- Born: 5 June 1828
- Died: 19 September 1890 (aged 62)
- Known for: discovering cocaine
- Scientific career
- Fields: pharmaceutics

= Friedrich Gaedcke =

German chemist (1828–1890)

Friedrich Georg Carl (Friedrich) Gaedcke (5 June 1828 – 19 September 1890) was a German chemist. He was the first person to isolate the cocaine alkaloid in 1855.

==Life==
Gaedcke worked in a pharmacy in Rostock and studied in Rostock between 1850 and 1851. In 1856, he took over a pharmacy in Dömitz which he ran for 34 years.

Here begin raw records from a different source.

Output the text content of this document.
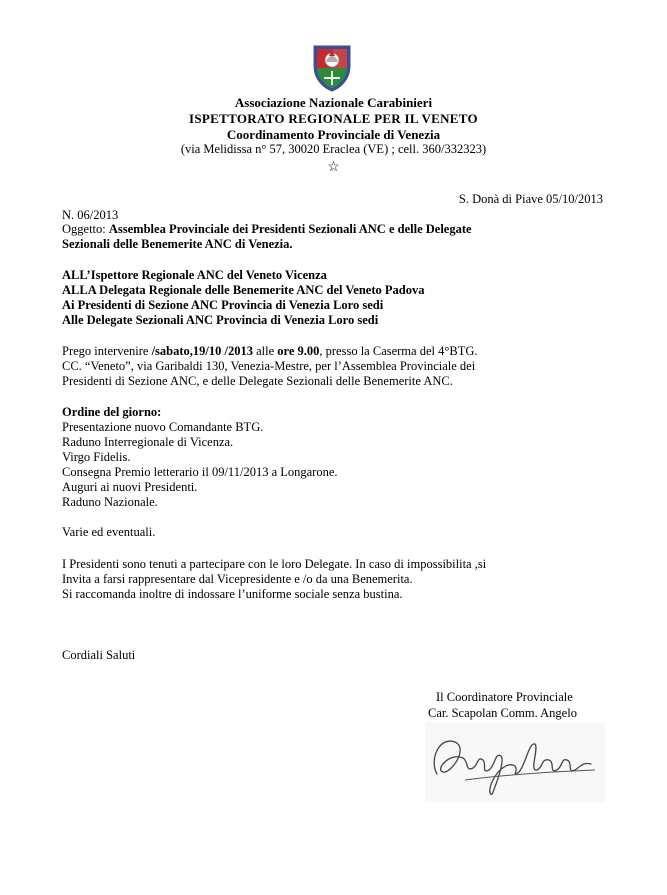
Associazione Nazionale Carabinieri
ISPETTORATO REGIONALE PER IL VENETO
Coordinamento Provinciale di Venezia
(via Melidissa n° 57, 30020 Eraclea (VE) ; cell. 360/332323)
☆
S. Donà di Piave 05/10/2013
N. 06/2013
Oggetto: Assemblea Provinciale dei Presidenti Sezionali ANC e delle Delegate
Sezionali delle Benemerite ANC di Venezia.
ALL’Ispettore Regionale ANC del Veneto Vicenza
ALLA Delegata Regionale delle Benemerite ANC del Veneto Padova
Ai Presidenti di Sezione ANC Provincia di Venezia Loro sedi
Alle Delegate Sezionali ANC Provincia di Venezia Loro sedi
Prego intervenire /sabato,19/10 /2013 alle ore 9.00, presso la Caserma del 4°BTG.
CC. “Veneto”, via Garibaldi 130, Venezia-Mestre, per l’Assemblea Provinciale dei
Presidenti di Sezione ANC, e delle Delegate Sezionali delle Benemerite ANC.
Ordine del giorno:
Presentazione nuovo Comandante BTG.
Raduno Interregionale di Vicenza.
Virgo Fidelis.
Consegna Premio letterario il 09/11/2013 a Longarone.
Auguri ai nuovi Presidenti.
Raduno Nazionale.
Varie ed eventuali.
I Presidenti sono tenuti a partecipare con le loro Delegate. In caso di impossibilita ,si
Invita a farsi rappresentare dal Vicepresidente e /o da una Benemerita.
Si raccomanda inoltre di indossare l’uniforme sociale senza bustina.
Cordiali Saluti
Il Coordinatore Provinciale
Car. Scapolan Comm. Angelo
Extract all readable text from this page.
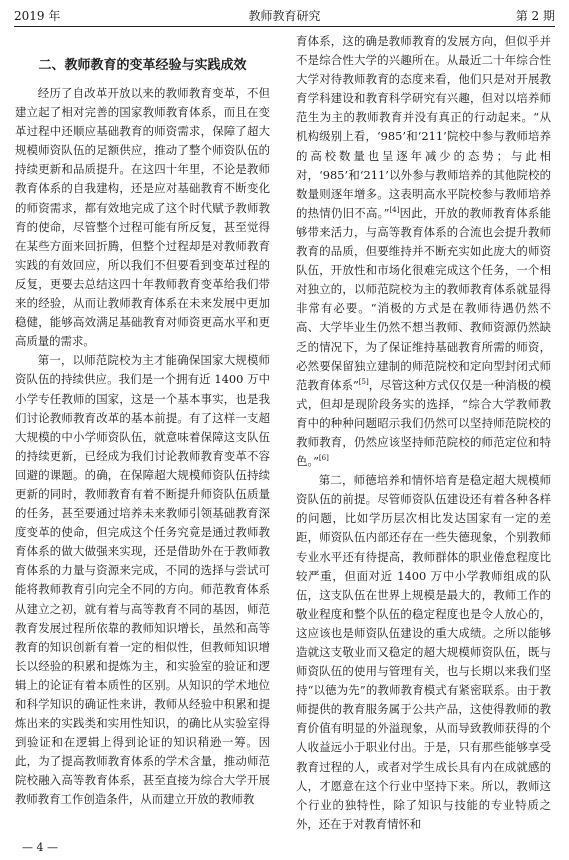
2019 年	教师教育研究	第 2 期
二、教师教育的变革经验与实践成效

经历了自改革开放以来的教师教育变革，不但建立起了相对完善的国家教师教育体系，而且在变革过程中还顺应基础教育的师资需求，保障了超大规模师资队伍的足额供应，推动了整个师资队伍的持续更新和品质提升。在这四十年里，不论是教师教育体系的自我建构，还是应对基础教育不断变化的师资需求，都有效地完成了这个时代赋予教师教育的使命，尽管整个过程可能有所反复，甚至觉得在某些方面来回折腾，但整个过程却是对教师教育实践的有效回应，所以我们不但要看到变革过程的反复，更要去总结这四十年教师教育变革给我们带来的经验，从而让教师教育体系在未来发展中更加稳健，能够高效满足基础教育对师资更高水平和更高质量的需求。

第一，以师范院校为主才能确保国家大规模师资队伍的持续供应。我们是一个拥有近 1400 万中小学专任教师的国家，这是一个基本事实，也是我们讨论教师教育改革的基本前提。有了这样一支超大规模的中小学师资队伍，就意味着保障这支队伍的持续更新，已经成为我们讨论教师教育变革不容回避的课题。的确，在保障超大规模师资队伍持续更新的同时，教师教育有着不断提升师资队伍质量的任务，甚至要通过培养未来教师引领基础教育深度变革的使命，但完成这个任务究竟是通过教师教育体系的做大做强来实现，还是借助外在于教师教育体系的力量与资源来完成，不同的选择与尝试可能将教师教育引向完全不同的方向。师范教育体系从建立之初，就有着与高等教育不同的基因，师范教育发展过程所依靠的教师知识增长，虽然和高等教育的知识创新有着一定的相似性，但教师知识增长以经验的积累和提炼为主，和实验室的验证和逻辑上的论证有着本质性的区别。从知识的学术地位和科学知识的确证性来讲，教师从经验中积累和提炼出来的实践类和实用性知识，的确比从实验室得到验证和在逻辑上得到论证的知识稍逊一筹。因此，为了提高教师教育体系的学术含量，推动师范院校融入高等教育体系，甚至直接为综合大学开展教师教育工作创造条件，从而建立开放的教师教

育体系，这的确是教师教育的发展方向，但似乎并不是综合性大学的兴趣所在。从最近二十年综合性大学对待教师教育的态度来看，他们只是对开展教育学科建设和教育科学研究有兴趣，但对以培养师范生为主的教师教育并没有真正的行动起来。“从机构级别上看，‘985’和‘211’院校中参与教师培养的高校数量也呈逐年减少的态势；与此相对，‘985’和‘211’以外参与教师培养的其他院校的数量则逐年增多。这表明高水平院校参与教师培养的热情仍旧不高。”[4]因此，开放的教师教育体系能够带来活力，与高等教育体系的合流也会提升教师教育的品质，但要维持并不断充实如此庞大的师资队伍，开放性和市场化很难完成这个任务，一个相对独立的，以师范院校为主的教师教育体系就显得非常有必要。“消极的方式是在教师待遇仍然不高、大学毕业生仍然不想当教师、教师资源仍然缺乏的情况下，为了保证维持基础教育所需的师资，必然要保留独立建制的师范院校和定向型封闭式师范教育体系”[5]，尽管这种方式仅仅是一种消极的模式，但却是现阶段务实的选择，“综合大学教师教育中的种种问题昭示我们仍然可以坚持师范院校的教师教育，仍然应该坚持师范院校的师范定位和特色。”[6]

第二，师德培养和情怀培育是稳定超大规模师资队伍的前提。尽管师资队伍建设还有着各种各样的问题，比如学历层次相比发达国家有一定的差距，师资队伍内部还存在一些失德现象，个别教师专业水平还有待提高，教师群体的职业倦怠程度比较严重，但面对近 1400 万中小学教师组成的队伍，这支队伍在世界上规模是最大的，教师工作的敬业程度和整个队伍的稳定程度也是令人放心的，这应该也是师资队伍建设的重大成绩。之所以能够造就这支敬业而又稳定的超大规模师资队伍，既与师资队伍的使用与管理有关，也与长期以来我们坚持“以德为先”的教师教育模式有紧密联系。由于教师提供的教育服务属于公共产品，这使得教师的教育价值有明显的外溢现象，从而导致教师获得的个人收益远小于职业付出。于是，只有那些能够享受教育过程的人，或者对学生成长具有内在成就感的人，才愿意在这个行业中坚持下来。所以，教师这个行业的独特性，除了知识与技能的专业特质之外，还在于对教育情怀和

— 4 —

He is described as having made contributions to the pharmaceutical history of Mecklenburg

===Discovery of Cocaine===
Working with coca leaves, Gaedcke isolated the cocaine molecule. Gaedcke named the alkaloid “erythroxyline,” and published a description in the journal Archiv der Pharmazie in 1855. He described the alkaloid as being of small crystal molecules with needle-like points on four to six sides. He reported the numbing effects of the molecule on himself following a small tongue test. Gaedcke's research received little attention at the time of its publication but would come to prominence a few years later following further work by Albert Niemann and scientists. He is believed to have carried out his research in the private laboratory of Franz Leopold Sonnenschein.